Tutorial 5: Bayesian Inference

For each output variable, the user specifies an observed value (from physical experiments) with the associated uncertainties (in the form of standard deviation), if applicable. Whether standard inference or SolventFit is selected, the tool will launch a Markov Chain Monte Carlo (MCMC) algorithm to compute the posterior distributions of the uncertain input parameters. These input posterior distributions represent a refined hypothesis about the input uncertainties in light of what was previously known (in the form of input prior distributions) and what was observed currently (in the form of noisy outputs).

The file for this tutorial is lptau5k_10inputs_4outputs.filtered, and this file is located in: examples/tutorial_files/UQ/Tutorial_5

Note

The examples/ directory refers to the location where the FOQUS examples were installed, as described in Install FOQUS Examples.

  1. Load the “lptau5k_10inputs_4outputs.filtered” file from the above-mentioned folder.

  2. Click Analyze for the current ensemble and a new dialog box displays (Figure [fig:uqt_analysis_infer]).

    Analysis Dialog, Bayesian Inference

    Analysis Dialog, Bayesian Inference

    [fig:uqt_analysis_infer]

  3. Select “Response Surface” in the “Analysis” section.

  4. Select “Output variable to analyze” to be “removalCO2.”

  5. Select “Linear Regression” as the response surface.

  6. Insert 5.00 as the error envelope for the validation plot. Click Validate. The GUI allows the user to proceed with Bayesian inference after one input has been validated; however, the user may want to validate all outputs since they are all used in the inference.

  7. Once validation is completed, click Infer at the lower right corner, which displays a new dialog box (Figure[fig:uqt_infer]).

  8. In the Output Settings table (on the left), select the second, third, and fourth outputs as the observed outputs. The user can experiment with using different response surface models (for example, linear polynomials) to approximate the mapping from inputs to each of the outputs.

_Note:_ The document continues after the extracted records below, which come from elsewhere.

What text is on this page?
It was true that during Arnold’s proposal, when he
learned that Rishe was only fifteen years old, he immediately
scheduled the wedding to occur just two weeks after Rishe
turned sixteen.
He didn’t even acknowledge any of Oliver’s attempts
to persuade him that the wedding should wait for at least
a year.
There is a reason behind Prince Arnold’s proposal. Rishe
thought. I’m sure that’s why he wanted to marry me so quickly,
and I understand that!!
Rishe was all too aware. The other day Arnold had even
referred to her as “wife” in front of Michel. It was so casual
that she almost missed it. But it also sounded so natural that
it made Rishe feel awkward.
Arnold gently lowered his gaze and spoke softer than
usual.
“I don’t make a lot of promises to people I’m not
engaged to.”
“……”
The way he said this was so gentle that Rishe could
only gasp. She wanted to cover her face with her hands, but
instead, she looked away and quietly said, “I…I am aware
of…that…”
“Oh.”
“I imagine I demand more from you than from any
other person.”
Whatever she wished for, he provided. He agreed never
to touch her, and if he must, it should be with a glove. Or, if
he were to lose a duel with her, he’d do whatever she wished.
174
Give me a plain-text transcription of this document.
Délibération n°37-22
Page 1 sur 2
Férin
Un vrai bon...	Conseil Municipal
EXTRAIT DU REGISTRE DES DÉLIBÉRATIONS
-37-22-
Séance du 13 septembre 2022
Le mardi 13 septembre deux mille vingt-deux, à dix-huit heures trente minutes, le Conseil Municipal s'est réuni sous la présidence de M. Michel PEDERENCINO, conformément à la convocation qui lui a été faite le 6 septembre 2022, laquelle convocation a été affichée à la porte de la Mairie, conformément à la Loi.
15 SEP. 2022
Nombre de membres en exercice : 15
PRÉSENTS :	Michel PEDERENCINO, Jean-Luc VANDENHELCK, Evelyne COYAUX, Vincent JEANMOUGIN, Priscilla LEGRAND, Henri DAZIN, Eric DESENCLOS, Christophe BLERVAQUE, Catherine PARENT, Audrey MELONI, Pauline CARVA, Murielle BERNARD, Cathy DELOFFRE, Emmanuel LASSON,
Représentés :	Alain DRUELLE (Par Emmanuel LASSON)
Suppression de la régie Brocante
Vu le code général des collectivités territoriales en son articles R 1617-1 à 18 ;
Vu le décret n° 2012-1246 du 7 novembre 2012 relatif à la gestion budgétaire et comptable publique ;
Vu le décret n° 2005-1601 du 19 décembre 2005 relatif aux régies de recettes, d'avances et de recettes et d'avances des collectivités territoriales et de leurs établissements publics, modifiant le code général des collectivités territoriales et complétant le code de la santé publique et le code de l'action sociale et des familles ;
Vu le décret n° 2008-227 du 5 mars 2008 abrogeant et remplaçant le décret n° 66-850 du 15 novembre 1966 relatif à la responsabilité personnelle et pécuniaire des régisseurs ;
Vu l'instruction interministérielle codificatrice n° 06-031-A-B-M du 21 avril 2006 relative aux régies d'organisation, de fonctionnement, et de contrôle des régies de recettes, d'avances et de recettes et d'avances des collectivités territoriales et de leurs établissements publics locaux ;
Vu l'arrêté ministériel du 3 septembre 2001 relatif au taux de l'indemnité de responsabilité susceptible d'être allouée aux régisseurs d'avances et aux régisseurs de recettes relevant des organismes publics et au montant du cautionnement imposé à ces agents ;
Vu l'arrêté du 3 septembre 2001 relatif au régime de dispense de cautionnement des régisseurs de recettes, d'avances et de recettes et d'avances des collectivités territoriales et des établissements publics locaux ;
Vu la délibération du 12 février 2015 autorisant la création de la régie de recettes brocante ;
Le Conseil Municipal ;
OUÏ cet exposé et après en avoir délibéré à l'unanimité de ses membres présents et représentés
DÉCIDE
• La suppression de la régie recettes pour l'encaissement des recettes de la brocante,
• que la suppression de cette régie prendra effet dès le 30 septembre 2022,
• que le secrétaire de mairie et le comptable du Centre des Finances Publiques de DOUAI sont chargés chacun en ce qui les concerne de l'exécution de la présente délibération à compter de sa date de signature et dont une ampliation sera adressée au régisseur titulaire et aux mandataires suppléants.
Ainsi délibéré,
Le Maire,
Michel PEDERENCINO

  9. In the Input Settings table (on the right), designate input types (variable, design, or fixed) and if necessary, switch to Expert Mode to revise the prior distribution on the input parameters. The prior distribution represents knowledge that the user possesses about the inputs before observational data (from experiments) has been incorporated into this knowledge. If the user does not have any updated knowledge about the simulation ensemble, it is OK to leave the table as is.

  10. In the Observations table (in the middle), select the number of experiments from which the user can get observational data. In essence, if the user has \(N\) observations, then \(N\) should be set as the number of experiments. The table will then populate columns for design inputs (if any) and observed outputs. Currently, only normal distribution is supported as the noise model for observations. Enter the mean and standard deviation for each of these observations. For convenience, the mean and standard deviation values are prepopulated with the results from uncertainty analysis. These values have been provided as a sanity check for the user, in case the observation for a particular output is way out of range from these distributions.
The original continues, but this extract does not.